Two nonprofit groups, the American Energy Alliance and the Committee to Unleash Prosperity, recently sponsored a nationwide survey of 1,000 likely voters on energy issues.

The results may be surprising to those in Washington who are pretty confident that voters are mostly aligned with the left on environmental issues.

It turns out the voters may not be. Let us offer just a few of the highlights.

Unlike the environmental class in the nation’s capital, climate change isn’t a priority for most voters. Just 28 of 1,000 respondents (2.8%) identified climate change as the most pressing issue facing the United States. That doesn’t seem like a lot for something that has been described as an existential threat by people on the left for much of the last 30 years.

It is also not a lot compared with the 55% that identified the economy as either the most important or second most important issue facing the country at the moment.

Given voters’ emphasis on the economy, it is not surprising that they are resistant to giving the government any more of their cash. When the survey asked voters what they would pay each year to address climate change, the median response was $20, and 35% (including 15% of self-identified Democrats) said they are unwilling to pay anything at all.

Similarly, voters rejected a tax on carbon dioxide by 44 percentage points. They rejected an electric vehicle mandate — just like the one the Biden administration is trying to impose using federal miles-per-gallon standards — by more than 50 points.

Voters are also hostile to the White House’s related and looming ban on gasoline-powered cars and trucks, rejecting that idea by 72 points.

In many instances, voters are ahead of their leaders.

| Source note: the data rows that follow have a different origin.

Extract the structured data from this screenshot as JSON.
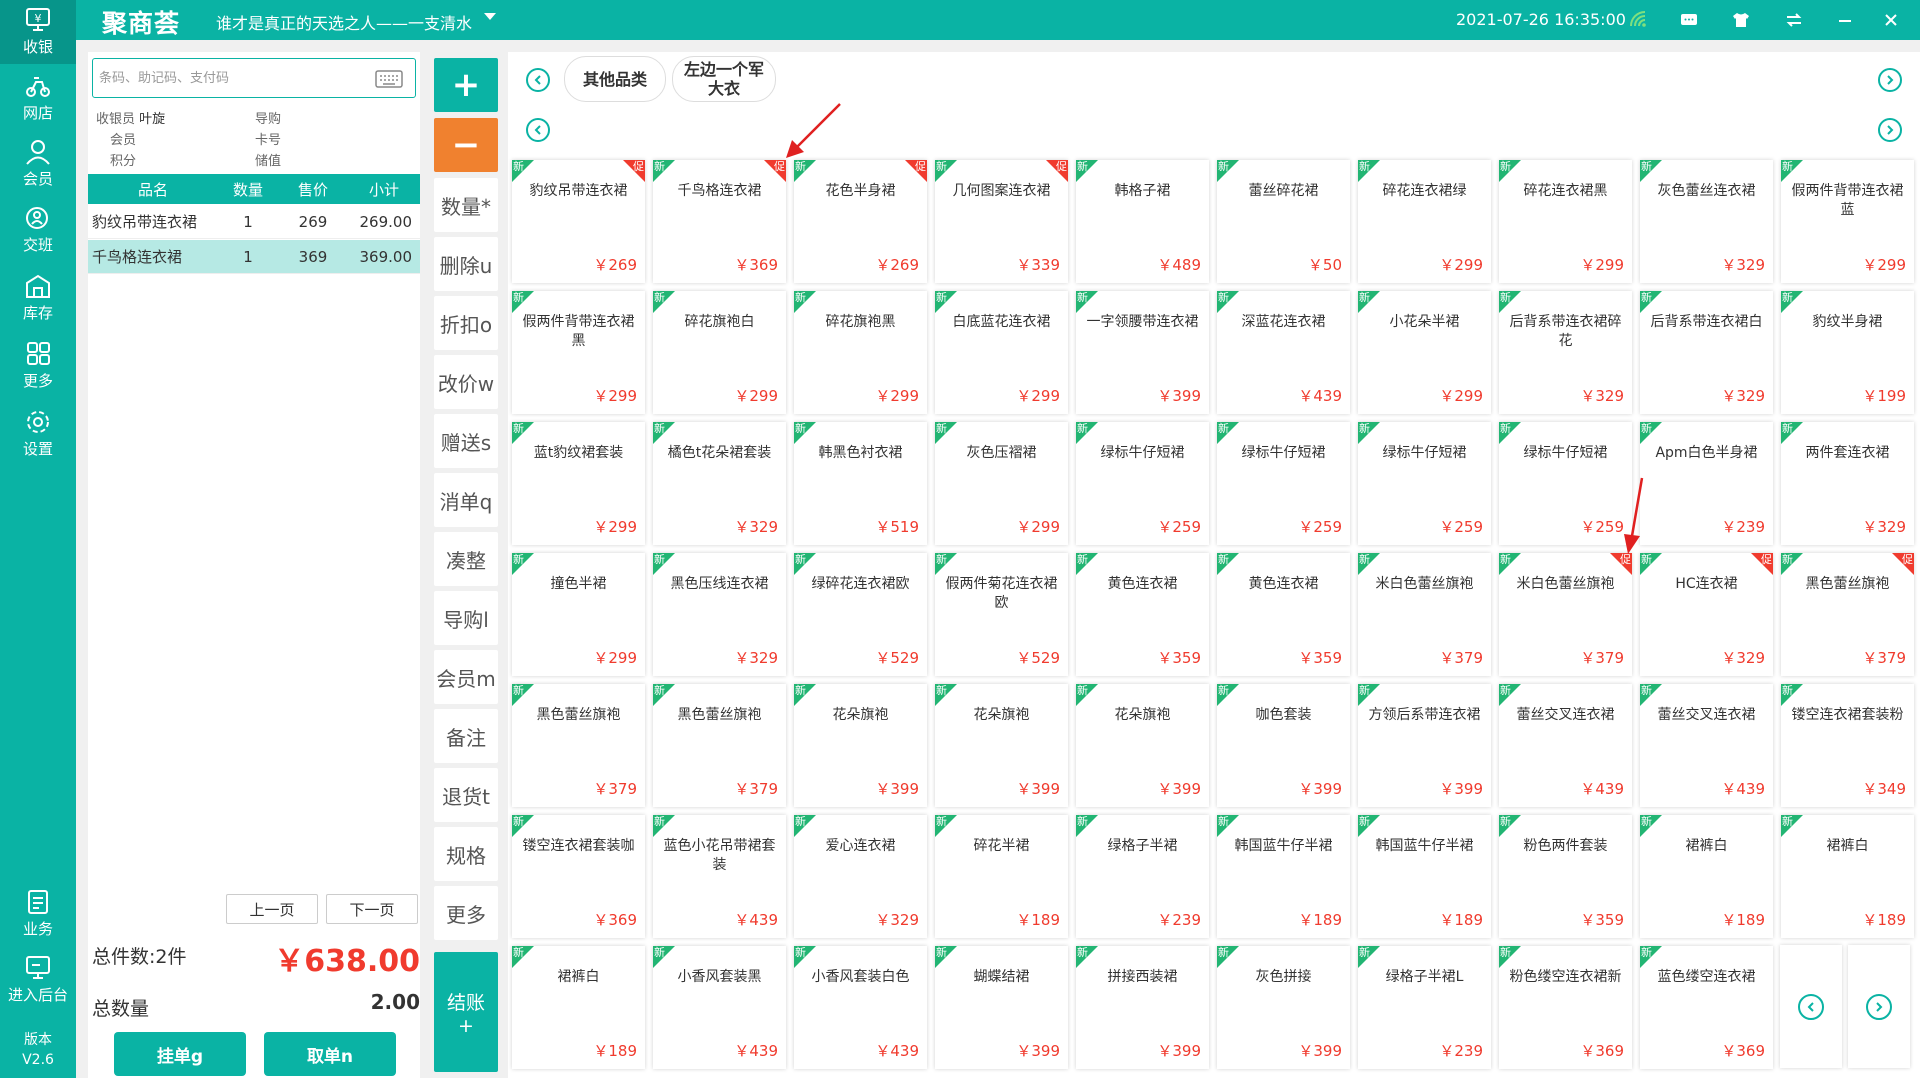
{
  "app": {
    "logo": "聚商荟",
    "slogan": "谁才是真正的天选之人——一支清水",
    "datetime": "2021-07-26 16:35:00"
  },
  "sidebar": {
    "items": [
      {
        "label": "收银",
        "icon": "cashier-icon",
        "active": true
      },
      {
        "label": "网店",
        "icon": "shop-icon"
      },
      {
        "label": "会员",
        "icon": "member-icon"
      },
      {
        "label": "交班",
        "icon": "shift-icon"
      },
      {
        "label": "库存",
        "icon": "warehouse-icon"
      },
      {
        "label": "更多",
        "icon": "grid-icon"
      },
      {
        "label": "设置",
        "icon": "gear-icon"
      }
    ],
    "bottom_items": [
      {
        "label": "业务",
        "icon": "business-icon"
      },
      {
        "label": "进入后台",
        "icon": "backend-icon"
      }
    ],
    "version_label": "版本",
    "version": "V2.6"
  },
  "search": {
    "placeholder": "条码、助记码、支付码"
  },
  "info": {
    "cashier_label": "收银员",
    "cashier_value": "叶旋",
    "guide_label": "导购",
    "member_label": "会员",
    "card_label": "卡号",
    "points_label": "积分",
    "balance_label": "储值"
  },
  "cart": {
    "headers": [
      "品名",
      "数量",
      "售价",
      "小计"
    ],
    "rows": [
      {
        "name": "豹纹吊带连衣裙",
        "qty": "1",
        "price": "269",
        "subtotal": "269.00"
      },
      {
        "name": "千鸟格连衣裙",
        "qty": "1",
        "price": "369",
        "subtotal": "369.00"
      }
    ],
    "prev_page": "上一页",
    "next_page": "下一页",
    "total_items_label": "总件数:2件",
    "total_amount": "￥638.00",
    "total_qty_label": "总数量",
    "total_qty": "2.00",
    "hold_button": "挂单g",
    "retrieve_button": "取单n"
  },
  "actions": {
    "plus": "+",
    "minus": "−",
    "items": [
      "数量*",
      "删除u",
      "折扣o",
      "改价w",
      "赠送s",
      "消单q",
      "凑整",
      "导购l",
      "会员m",
      "备注",
      "退货t",
      "规格",
      "更多"
    ],
    "checkout_line1": "结账",
    "checkout_line2": "+"
  },
  "categories": [
    "其他品类",
    "左边一个军大衣"
  ],
  "badges": {
    "new": "新",
    "promo": "促"
  },
  "products": [
    {
      "name": "豹纹吊带连衣裙",
      "price": "￥269",
      "promo": true
    },
    {
      "name": "千鸟格连衣裙",
      "price": "￥369",
      "promo": true
    },
    {
      "name": "花色半身裙",
      "price": "￥269",
      "promo": true
    },
    {
      "name": "几何图案连衣裙",
      "price": "￥339",
      "promo": true
    },
    {
      "name": "韩格子裙",
      "price": "￥489",
      "promo": false
    },
    {
      "name": "蕾丝碎花裙",
      "price": "￥50",
      "promo": false
    },
    {
      "name": "碎花连衣裙绿",
      "price": "￥299",
      "promo": false
    },
    {
      "name": "碎花连衣裙黑",
      "price": "￥299",
      "promo": false
    },
    {
      "name": "灰色蕾丝连衣裙",
      "price": "￥329",
      "promo": false
    },
    {
      "name": "假两件背带连衣裙蓝",
      "price": "￥299",
      "promo": false
    },
    {
      "name": "假两件背带连衣裙黑",
      "price": "￥299",
      "promo": false
    },
    {
      "name": "碎花旗袍白",
      "price": "￥299",
      "promo": false
    },
    {
      "name": "碎花旗袍黑",
      "price": "￥299",
      "promo": false
    },
    {
      "name": "白底蓝花连衣裙",
      "price": "￥299",
      "promo": false
    },
    {
      "name": "一字领腰带连衣裙",
      "price": "￥399",
      "promo": false
    },
    {
      "name": "深蓝花连衣裙",
      "price": "￥439",
      "promo": false
    },
    {
      "name": "小花朵半裙",
      "price": "￥299",
      "promo": false
    },
    {
      "name": "后背系带连衣裙碎花",
      "price": "￥329",
      "promo": false
    },
    {
      "name": "后背系带连衣裙白",
      "price": "￥329",
      "promo": false
    },
    {
      "name": "豹纹半身裙",
      "price": "￥199",
      "promo": false
    },
    {
      "name": "蓝t豹纹裙套装",
      "price": "￥299",
      "promo": false
    },
    {
      "name": "橘色t花朵裙套装",
      "price": "￥329",
      "promo": false
    },
    {
      "name": "韩黑色衬衣裙",
      "price": "￥519",
      "promo": false
    },
    {
      "name": "灰色压褶裙",
      "price": "￥299",
      "promo": false
    },
    {
      "name": "绿标牛仔短裙",
      "price": "￥259",
      "promo": false
    },
    {
      "name": "绿标牛仔短裙",
      "price": "￥259",
      "promo": false
    },
    {
      "name": "绿标牛仔短裙",
      "price": "￥259",
      "promo": false
    },
    {
      "name": "绿标牛仔短裙",
      "price": "￥259",
      "promo": false
    },
    {
      "name": "Apm白色半身裙",
      "price": "￥239",
      "promo": false
    },
    {
      "name": "两件套连衣裙",
      "price": "￥329",
      "promo": false
    },
    {
      "name": "撞色半裙",
      "price": "￥299",
      "promo": false
    },
    {
      "name": "黑色压线连衣裙",
      "price": "￥329",
      "promo": false
    },
    {
      "name": "绿碎花连衣裙欧",
      "price": "￥529",
      "promo": false
    },
    {
      "name": "假两件菊花连衣裙欧",
      "price": "￥529",
      "promo": false
    },
    {
      "name": "黄色连衣裙",
      "price": "￥359",
      "promo": false
    },
    {
      "name": "黄色连衣裙",
      "price": "￥359",
      "promo": false
    },
    {
      "name": "米白色蕾丝旗袍",
      "price": "￥379",
      "promo": false
    },
    {
      "name": "米白色蕾丝旗袍",
      "price": "￥379",
      "promo": true
    },
    {
      "name": "HC连衣裙",
      "price": "￥329",
      "promo": true
    },
    {
      "name": "黑色蕾丝旗袍",
      "price": "￥379",
      "promo": true
    },
    {
      "name": "黑色蕾丝旗袍",
      "price": "￥379",
      "promo": false
    },
    {
      "name": "黑色蕾丝旗袍",
      "price": "￥379",
      "promo": false
    },
    {
      "name": "花朵旗袍",
      "price": "￥399",
      "promo": false
    },
    {
      "name": "花朵旗袍",
      "price": "￥399",
      "promo": false
    },
    {
      "name": "花朵旗袍",
      "price": "￥399",
      "promo": false
    },
    {
      "name": "咖色套装",
      "price": "￥399",
      "promo": false
    },
    {
      "name": "方领后系带连衣裙",
      "price": "￥399",
      "promo": false
    },
    {
      "name": "蕾丝交叉连衣裙",
      "price": "￥439",
      "promo": false
    },
    {
      "name": "蕾丝交叉连衣裙",
      "price": "￥439",
      "promo": false
    },
    {
      "name": "镂空连衣裙套装粉",
      "price": "￥349",
      "promo": false
    },
    {
      "name": "镂空连衣裙套装咖",
      "price": "￥369",
      "promo": false
    },
    {
      "name": "蓝色小花吊带裙套装",
      "price": "￥439",
      "promo": false
    },
    {
      "name": "爱心连衣裙",
      "price": "￥329",
      "promo": false
    },
    {
      "name": "碎花半裙",
      "price": "￥189",
      "promo": false
    },
    {
      "name": "绿格子半裙",
      "price": "￥239",
      "promo": false
    },
    {
      "name": "韩国蓝牛仔半裙",
      "price": "￥189",
      "promo": false
    },
    {
      "name": "韩国蓝牛仔半裙",
      "price": "￥189",
      "promo": false
    },
    {
      "name": "粉色两件套装",
      "price": "￥359",
      "promo": false
    },
    {
      "name": "裙裤白",
      "price": "￥189",
      "promo": false
    },
    {
      "name": "裙裤白",
      "price": "￥189",
      "promo": false
    },
    {
      "name": "裙裤白",
      "price": "￥189",
      "promo": false
    },
    {
      "name": "小香风套装黑",
      "price": "￥439",
      "promo": false
    },
    {
      "name": "小香风套装白色",
      "price": "￥439",
      "promo": false
    },
    {
      "name": "蝴蝶结裙",
      "price": "￥399",
      "promo": false
    },
    {
      "name": "拼接西装裙",
      "price": "￥399",
      "promo": false
    },
    {
      "name": "灰色拼接",
      "price": "￥399",
      "promo": false
    },
    {
      "name": "绿格子半裙L",
      "price": "￥239",
      "promo": false
    },
    {
      "name": "粉色缕空连衣裙新",
      "price": "￥369",
      "promo": false
    },
    {
      "name": "蓝色缕空连衣裙",
      "price": "￥369",
      "promo": false
    }
  ],
  "colors": {
    "brand": "#0ab3a4",
    "accent_orange": "#f0812f",
    "price_red": "#f03b2e",
    "new_badge": "#22b573"
  }
}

For example, when asked about an electric vehicle mandate, 81% of respondents said that it would cause electricity prices to rise.

When asked about China’s domination of the electric vehicle supply chain, 64% said they were very concerned. There is no telling why we are still waiting for Congress to do a few basic things with respect to China (e.g., banning TikTok), let alone complicated things such as solving the problem of supply chains that go through genocidal, slaving China. Electric vehicles, which need minerals — about 80% of which are owned or controlled by China — are going to create and eventually accelerate U.S. dependence on our most aggressive adversary.

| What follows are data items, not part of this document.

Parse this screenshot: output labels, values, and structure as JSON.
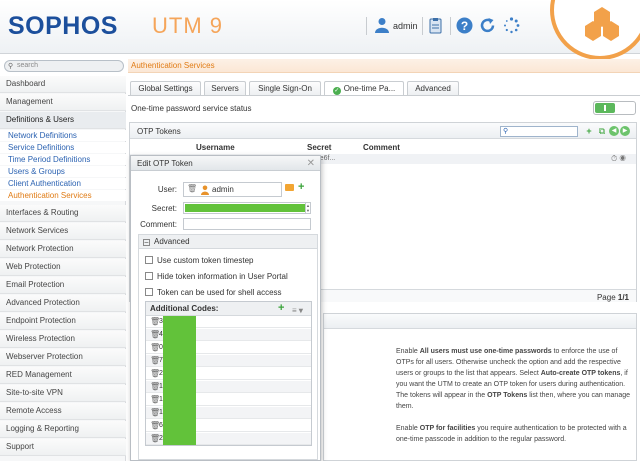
{
  "header": {
    "logo": "SOPHOS",
    "product": "UTM 9",
    "username": "admin"
  },
  "search": {
    "placeholder": "search"
  },
  "sidebar": {
    "items": [
      {
        "label": "Dashboard"
      },
      {
        "label": "Management"
      },
      {
        "label": "Definitions & Users"
      },
      {
        "label": "Interfaces & Routing"
      },
      {
        "label": "Network Services"
      },
      {
        "label": "Network Protection"
      },
      {
        "label": "Web Protection"
      },
      {
        "label": "Email Protection"
      },
      {
        "label": "Advanced Protection"
      },
      {
        "label": "Endpoint Protection"
      },
      {
        "label": "Wireless Protection"
      },
      {
        "label": "Webserver Protection"
      },
      {
        "label": "RED Management"
      },
      {
        "label": "Site-to-site VPN"
      },
      {
        "label": "Remote Access"
      },
      {
        "label": "Logging & Reporting"
      },
      {
        "label": "Support"
      }
    ],
    "subitems": [
      {
        "label": "Network Definitions"
      },
      {
        "label": "Service Definitions"
      },
      {
        "label": "Time Period Definitions"
      },
      {
        "label": "Users & Groups"
      },
      {
        "label": "Client Authentication"
      },
      {
        "label": "Authentication Services"
      }
    ]
  },
  "breadcrumb": "Authentication Services",
  "tabs": [
    {
      "label": "Global Settings"
    },
    {
      "label": "Servers"
    },
    {
      "label": "Single Sign-On"
    },
    {
      "label": "One-time Pa..."
    },
    {
      "label": "Advanced"
    }
  ],
  "otp_status_label": "One-time password service status",
  "otp_tokens": {
    "title": "OTP Tokens",
    "columns": [
      "Username",
      "Secret",
      "Comment"
    ],
    "row_secret": "a45e6f...",
    "page_label": "Page",
    "page_value": "1/1"
  },
  "help": {
    "p1_a": "Enable ",
    "p1_b": "All users must use one-time passwords",
    "p1_c": " to enforce the use of OTPs for all users. Otherwise uncheck the option and add the respective users or groups to the list that appears. Select ",
    "p1_d": "Auto-create OTP tokens",
    "p1_e": ", if you want the UTM to create an OTP token for users during authentication. The tokens will appear in the ",
    "p1_f": "OTP Tokens",
    "p1_g": " list then, where you can manage them.",
    "p2_a": "Enable ",
    "p2_b": "OTP for facilities",
    "p2_c": " you require authentication to be protected with a one-time passcode in addition to the regular password."
  },
  "dialog": {
    "title": "Edit OTP Token",
    "user_label": "User:",
    "user_value": "admin",
    "secret_label": "Secret:",
    "comment_label": "Comment:",
    "advanced_label": "Advanced",
    "chk1": "Use custom token timestep",
    "chk2": "Hide token information in User Portal",
    "chk3": "Token can be used for shell access",
    "codes_label": "Additional Codes:",
    "code_fragments": [
      "3",
      "4",
      "0",
      "7",
      "2",
      "1",
      "1",
      "1",
      "6",
      "2"
    ]
  },
  "colors": {
    "brand_blue": "#1c4f9c",
    "accent_orange": "#e07b14",
    "green": "#62c23a"
  }
}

Voters see that; the Biden administration seems blind to it.

Finally — and this is one set of responses that should surprise no one — voters don’t trust the government very much. About 70% said they did not trust the federal government to decide what kind of cars should be subsidized or mandated. No telling what the other 30% are thinking.

An even greater percentage (80%) have the crazy notion that they should make their own decisions about the cars, trucks and fuels they buy rather than letting the government “help” them with those decisions.

This survey gives us a peek into what voters really think about energy, the (un)importance of climate change, how little voters are prepared to pay to address it, and their unwillingness to surrender their autonomy and their decisions to the federal government.

Energy is freedom, and abundant and affordable energy gives us the mobility to go where we want and do what we want and live the kind of lives we have imagined for ourselves and our loved ones. All of that is why the Biden administration and its allies have spent the last 2½ years doing everything in their power to make energy less abundant and more expensive.

The good news is that the voters understand this. The results of the survey are a refreshing reminder that most Americans still cherish their freedom and the energy and mobility that maximizes that freedom.